14. Optional Coverage for Fresh Fruit Quality Option.

*****

(b) In return for payment of the additional premium designated in the actuarial documents, this option provides for quality adjustment of fresh apple production as follows: 

*****

(5) If appraised or harvested fresh apple production for the block or unit, as applicable, is damaged to the extent that more than 20 percent of the apple production does not grade U.S. Fancy or better the following adjustments to the production to count will apply: 

(i) Fresh apple production to count with 21 percent through 40 percent damaged apple production will be reduced 2 percent for each full one percent in excess of 20 percent.

(ii) Fresh apple production to count with 41 percent through 50 percent damaged apple production will be reduced 40 percent plus an additional 3 percent for each full one percent in excess of 40 percent.

(iii) Fresh apple production to count with 51 percent through 64 percent damaged apple production will be reduced 70 percent plus an additional 2 percent for each full one percent in excess of 50 percent.

(iv) Fresh apple production to count with 65 percent or more damaged apple production will not be considered production to count.

(v) Notwithstanding sections 14(b)(5)(i) through (iv), if you sell any of your fresh apple production as U.S. Fancy or better, all such sold production will be included as production to count under this option.

*****

Interpretations Submitted

The requestor states that section 14(b)(5)(v) of the Apple Crop Provisions clearly states that if the insured sells any of its fresh apple production as U.S. Fancy or better, then the fruit sold [as U.S. Fancy or better] is included as production to count. However, the requestor asks for clarification on whether the quality adjustment [described in section 14(b)(5)(i) through (iv) of the Apple Crop Provisions] still applies to the damaged fruit when a grower harvests all the fruit, but packs and sells only the fruit that was not damaged.

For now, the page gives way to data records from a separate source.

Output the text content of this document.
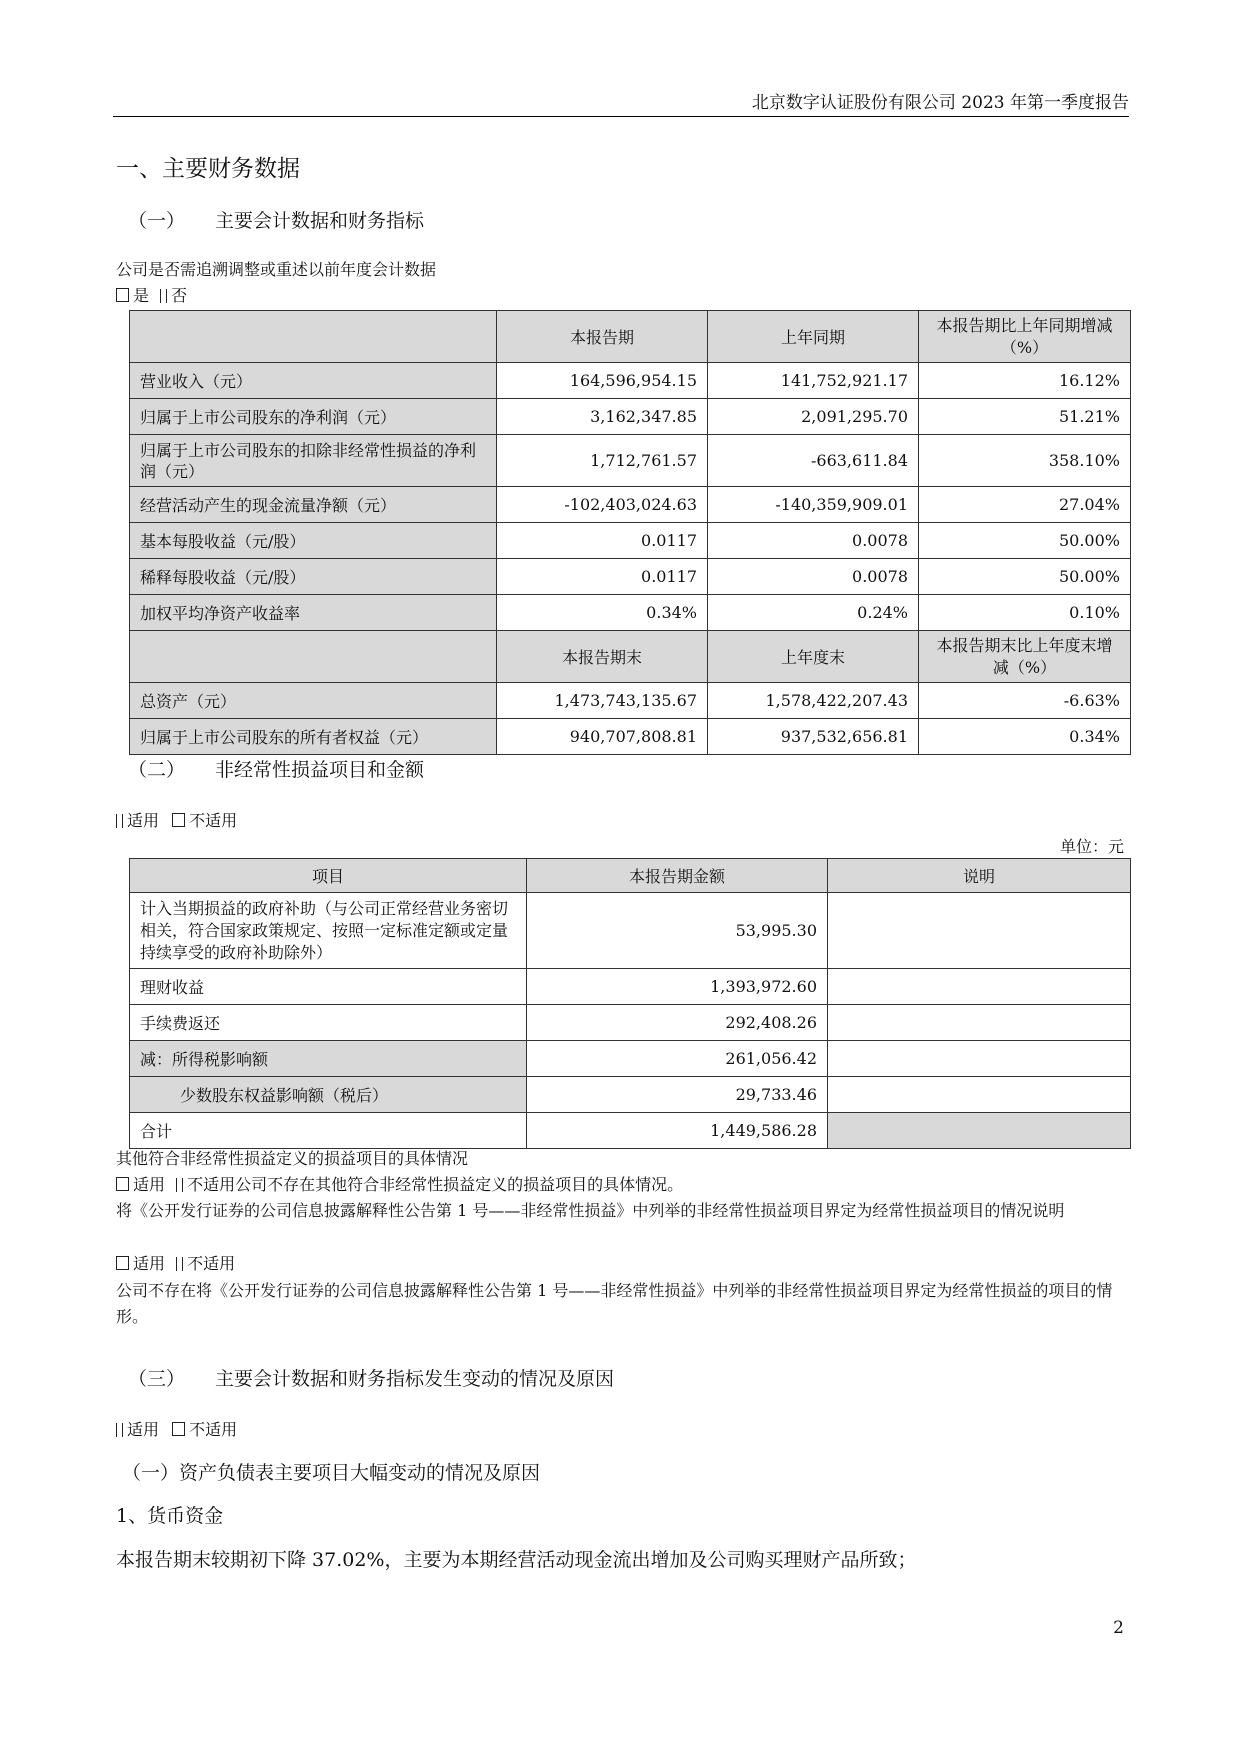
北京数字认证股份有限公司 2023 年第一季度报告
一、主要财务数据
（一） 主要会计数据和财务指标
公司是否需追溯调整或重述以前年度会计数据
是 否
	本报告期	上年同期	本报告期比上年同期增减（%）
营业收入（元）	164,596,954.15	141,752,921.17	16.12%
归属于上市公司股东的净利润（元）	3,162,347.85	2,091,295.70	51.21%
归属于上市公司股东的扣除非经常性损益的净利润（元）	1,712,761.57	-663,611.84	358.10%
经营活动产生的现金流量净额（元）	-102,403,024.63	-140,359,909.01	27.04%
基本每股收益（元/股）	0.0117	0.0078	50.00%
稀释每股收益（元/股）	0.0117	0.0078	50.00%
加权平均净资产收益率	0.34%	0.24%	0.10%
	本报告期末	上年度末	本报告期末比上年度末增减（%）
总资产（元）	1,473,743,135.67	1,578,422,207.43	-6.63%
归属于上市公司股东的所有者权益（元）	940,707,808.81	937,532,656.81	0.34%
（二） 非经常性损益项目和金额
适用 不适用
单位：元
项目	本报告期金额	说明
计入当期损益的政府补助（与公司正常经营业务密切相关，符合国家政策规定、按照一定标准定额或定量持续享受的政府补助除外）	53,995.30	
理财收益	1,393,972.60	
手续费返还	292,408.26	
减：所得税影响额	261,056.42	
少数股东权益影响额（税后）	29,733.46	
合计	1,449,586.28	
其他符合非经常性损益定义的损益项目的具体情况
适用 不适用公司不存在其他符合非经常性损益定义的损益项目的具体情况。
将《公开发行证券的公司信息披露解释性公告第 1 号——非经常性损益》中列举的非经常性损益项目界定为经常性损益项目的情况说明
适用 不适用
公司不存在将《公开发行证券的公司信息披露解释性公告第 1 号——非经常性损益》中列举的非经常性损益项目界定为经常性损益的项目的情形。
（三） 主要会计数据和财务指标发生变动的情况及原因
适用 不适用
（一）资产负债表主要项目大幅变动的情况及原因
1、货币资金
本报告期末较期初下降 37.02%，主要为本期经营活动现金流出增加及公司购买理财产品所致；
2
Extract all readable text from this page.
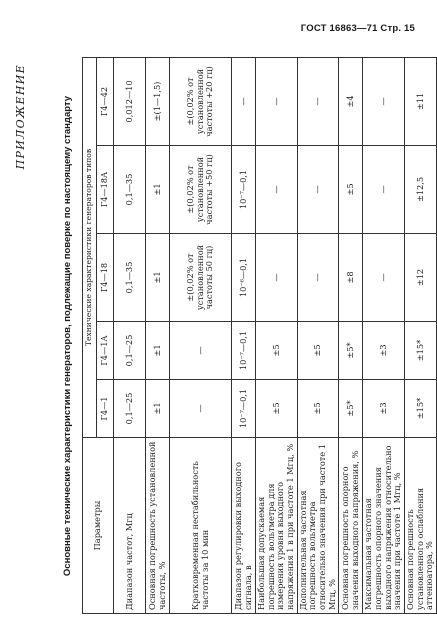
ГОСТ 16863—71 Стр. 15
ПРИЛОЖЕНИЕ	Основные технические характеристики генераторов, подлежащие поверке по настоящему стандарту	Параметры	Технические характеристики генераторов типов				
	Г4—1	Г4—1А	Г4—18	Г4—18А	Г4—42
Диапазон частот, Мгц	0,1—25	0,1—25	0,1—35	0,1—35	0,012—10
Основная погрешность установленной частоты, %	±1	±1	±1	±1	±(1—1,5)
Кратковременная нестабильность частоты за 10 мин	—	—	±(0,02% от установленной частоты 50 гц)	±(0,02% от установленной частоты +50 гц)	±(0,02% от установленной частоты +20 гц)
Диапазон регулировки выходного сигнала, в	10⁻⁷—0,1	10⁻⁷—0,1	10⁻⁶—0,1	10⁻⁷—0,1	—
Наибольшая допускаемая погрешность вольтметра для измерения уровня выходного напряжения 1 в при частоте 1 Мгц, %	±5	±5	—	—	—
Дополнительная частотная погрешность вольтметра относительно значения при частоте 1 Мгц, %	±5	±5	—	—	—
Основная погрешность опорного значения выходного напряжения, %	±5*	±5*	±8	±5	±4
Максимальная частотная погрешность опорного значения выходного напряжения относительно значения при частоте 1 Мгц, %	±3	±3	—	—	—
Основная погрешность установленного ослабления аттенюатора, %	±15*	±15*	±12	±12,5	±11
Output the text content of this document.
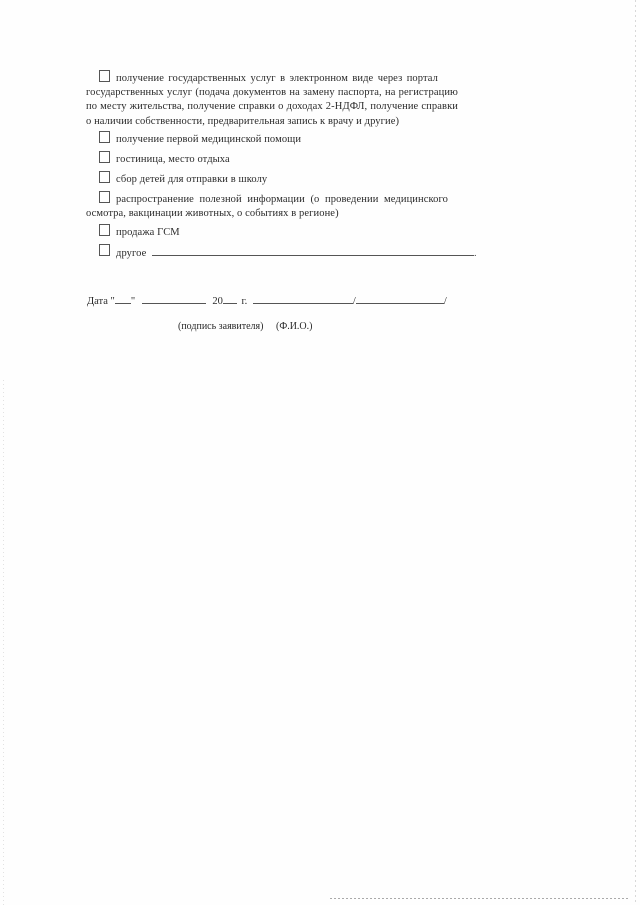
получение государственных услуг в электронном виде через портал
государственных услуг (подача документов на замену паспорта, на регистрацию
по месту жительства, получение справки о доходах 2-НДФЛ, получение справки
о наличии собственности, предварительная запись к врачу и другие)
получение первой медицинской помощи
гостиница, место отдыха
сбор детей для отправки в школу
распространение полезной информации (о проведении медицинского
осмотра, вакцинации животных, о событиях в регионе)
продажа ГСМ
другое	.
Дата " "	20 г.	/	/
(подпись заявителя) (Ф.И.О.)
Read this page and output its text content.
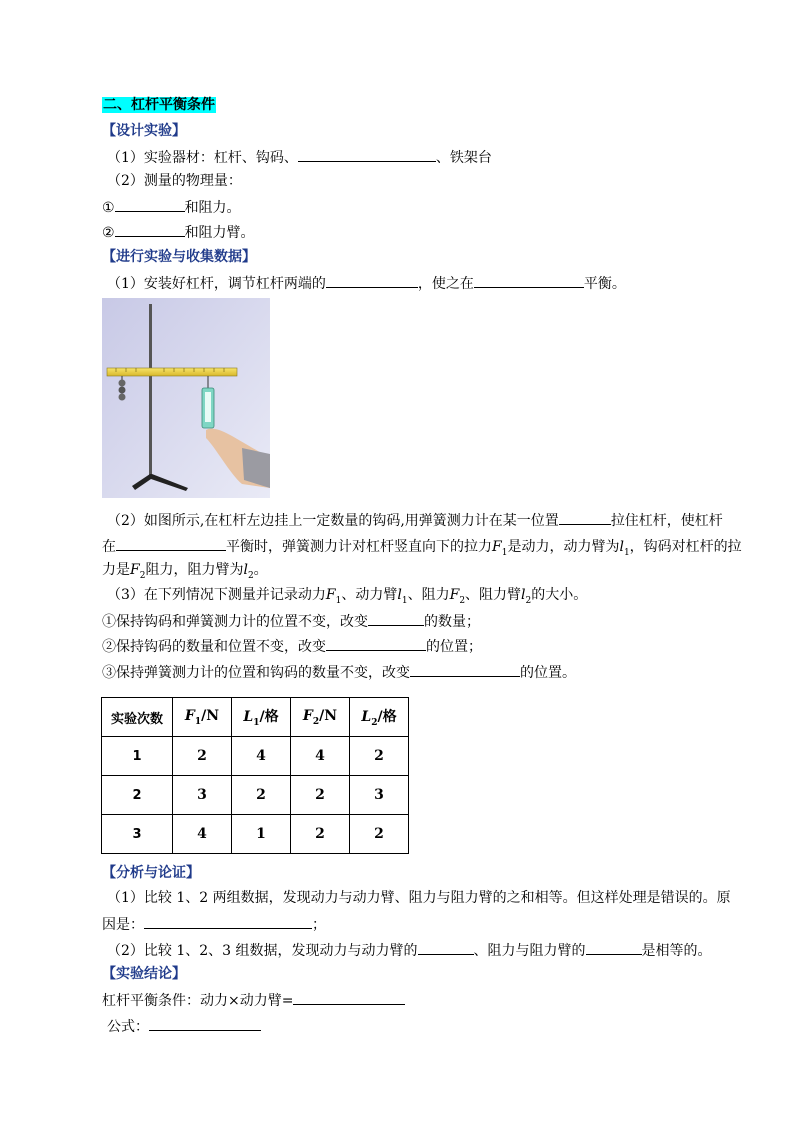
二、杠杆平衡条件
【设计实验】
（1）实验器材：杠杆、钩码、	、铁架台
（2）测量的物理量：
①	和阻力。
②	和阻力臂。
【进行实验与收集数据】
（1）安装好杠杆，调节杠杆两端的	，使之在	平衡。
（2）如图所示,在杠杆左边挂上一定数量的钩码,用弹簧测力计在某一位置	拉住杠杆，使杠杆
在	平衡时，弹簧测力计对杠杆竖直向下的拉力$F_1$是动力，动力臂为$l_1$，钩码对杠杆的拉
力是$F_2$阻力，阻力臂为$l_2$。
（3）在下列情况下测量并记录动力$F_1$、动力臂$l_1$、阻力$F_2$、阻力臂$l_2$的大小。
①保持钩码和弹簧测力计的位置不变，改变	的数量；
②保持钩码的数量和位置不变，改变	的位置；
③保持弹簧测力计的位置和钩码的数量不变，改变	的位置。
实验次数	$F_1/N$	$L_1/$格	$F_2/N$	$L_2/$格
1	2	4	4	2
2	3	2	2	3
3	4	1	2	2
【分析与论证】
（1）比较 1、2 两组数据，发现动力与动力臂、阻力与阻力臂的之和相等。但这样处理是错误的。原
因是：	；
（2）比较 1、2、3 组数据，发现动力与动力臂的	、阻力与阻力臂的	是相等的。
【实验结论】
杠杆平衡条件：动力×动力臂=
公式：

The requestor interprets section 14(b)(5) of the Apple Crop Provisions to mean that, the adjustments to production to count described in section 14(b)(5)(i) through (iv) of the Apple Crop Provisions apply to apples that are damaged [to the extent that more than 20 percent of the apple production does not grade U.S. Fancy or better] and not sold [as U.S. Fancy or better]. The requestor states that nowhere does it say that if any undamaged fruit is sold, the quality adjustment [described in section 14(b)(5)(i) through (iv) of the Apple Crop Provisions] no longer applies to the damaged fruit that is not sold [as U.S. Fancy or better].

Final Agency Determination

The Federal Crop Insurance Corporation agrees with the requestor’s interpretation of section 14(b)(5) of the Apple Crop Provisions. Adjustments to production to count in section 14(b)(5)(i) through (iv) of the Apple Crop Provisions apply to appraised or harvested fresh apple production that is damaged to the extent that more than 20 percent of the apple production does not grade U.S. Fancy or better. Therefore, when apples are damaged to the extent that more than 20 percent of the apple production does not grade U.S. Fancy or better, such damaged apples that are unsold or sold at a grade lower than U.S. Fancy will be adjusted in accordance with section 14(b)(5)(i) through (iv) of the Apple Crop Provisions. However, notwithstanding the production to count determined in accordance with section 14(b)(5)(i) through (iv), any production sold as U.S. Fancy or better, regardless of grade, is included as production to count. 

In accordance with 7 C.F.R. § 400.765(c), this Final Agency Determination is binding on all participants in the Federal crop insurance program for the crop years the policy provisions are in effect. Any appeal of this decision must be in accordance with 7 C.F.R. § 400.768(g).